Das Präparat (das der Gesundheitsminister per Verordnung festlegt) muss selbstständig zugeführt werden. Sollte man nicht in der Lage sein, das Mittel oral einzunehmen (z.B. bei Schluckproblemen), ist auch eine andere Gabe, etwa über eine Sonde möglich. Allerdings muss in diesem Fall der Betroffene selbst diese Sonde auslösen. Dieser Punkt der selbstständigen Auslösung ist wichtig, da es dabei um die Abgrenzung zur aktiven Sterbehilfe geht, die weiterhin verboten ist. Betont wurde am Samstag seitens der Regierung, dass niemand verpflichtet ist, Sterbehilfe zu leisten. Auch Apotheker dürfen nicht zur Abgabe des Präparats verpflichtet werden.
Straffrei bleibt Sterbehilfe definitiv nur über den Weg des in den Apotheken künftig erhältlichen Medikaments und über den skizzierten Ablauf, betonten die Regierungsvertreter. Aber auch hier gibt es Einschränkungen: Bei Minderjährigen, aus verwerflichen Gründen (wenn man etwa aus Habgier hilft), bei Personen die nicht an einer schweren Krankheit leiden sowie wenn keine ärztliche Aufklärung erfolgt, ist auch dieser Weg verboten.
Ausbau der Hospiz- und Palliativversorgung
Begleitend zum Sterbeverfügungsgesetz kommt es zu einem Ausbau der Hospiz- und Palliativversorgung. Dazu soll ein eigener Fonds errichtet werden. Ab dem Jahr 2022 stellt der Bund den Ländern jährlich einen Zweckzuschuss zur Verfügung, vorgesehen ist eine Drittelfinanzierung durch Bund, Länder und Gemeinden. 2021 gibt es vom Bund 21 Mio. Euro, 2023 dann 36 Mio. Euro und 2024 51 Mio. Euro. Schöpfen Länder und Gemeinden die vollen Mittel aus, stünden damit etwa 2024 insgesamt 153 Mio.
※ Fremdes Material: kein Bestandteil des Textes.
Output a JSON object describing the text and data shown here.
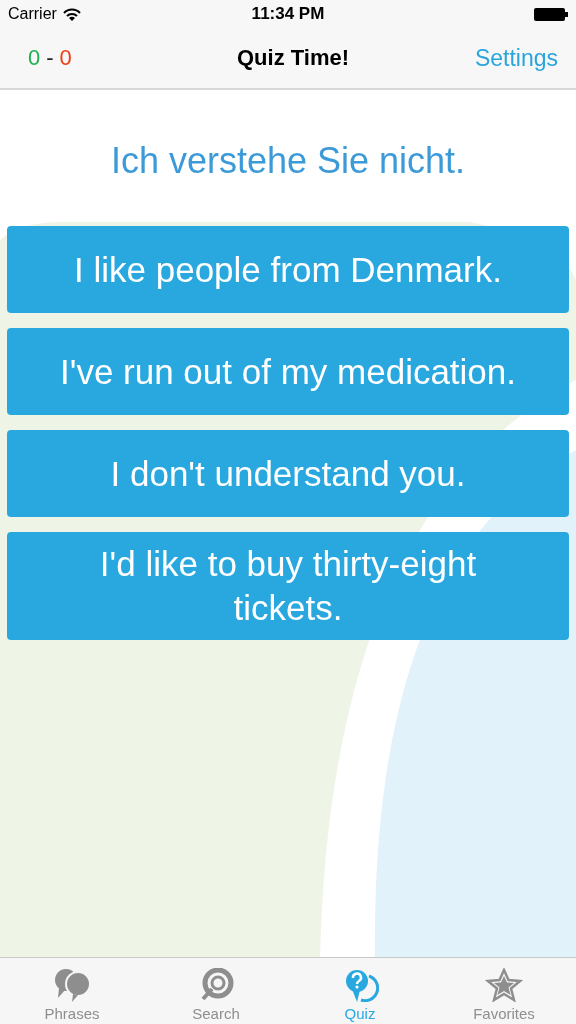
{
  "status_bar": {
    "carrier": "Carrier",
    "time": "11:34 PM"
  },
  "nav": {
    "score": {
      "correct": "0",
      "separator": "-",
      "wrong": "0"
    },
    "title": "Quiz Time!",
    "settings": "Settings"
  },
  "question": "Ich verstehe Sie nicht.",
  "answers": [
    "I like people from Denmark.",
    "I've run out of my medication.",
    "I don't understand you.",
    "I'd like to buy thirty-eight tickets."
  ],
  "tabs": [
    {
      "label": "Phrases",
      "kind": "phrases",
      "selected": false
    },
    {
      "label": "Search",
      "kind": "search",
      "selected": false
    },
    {
      "label": "Quiz",
      "kind": "quiz",
      "selected": true
    },
    {
      "label": "Favorites",
      "kind": "favorites",
      "selected": false
    }
  ]
}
Euro zur Verfügung. Aktuell gibt es laut Regierungsinformationen seitens des Bundes sechs Mio. Euro pro Jahr, inklusive Land - und Gemeindemitteln also 18 Mio. Euro.
In Kraft treten soll die Neuregelung laut den Plänen per 1. Jänner 2022. Für die Umsetzung ist noch der Beschluss im Parlament notwendig, der im Dezember erfolgen soll.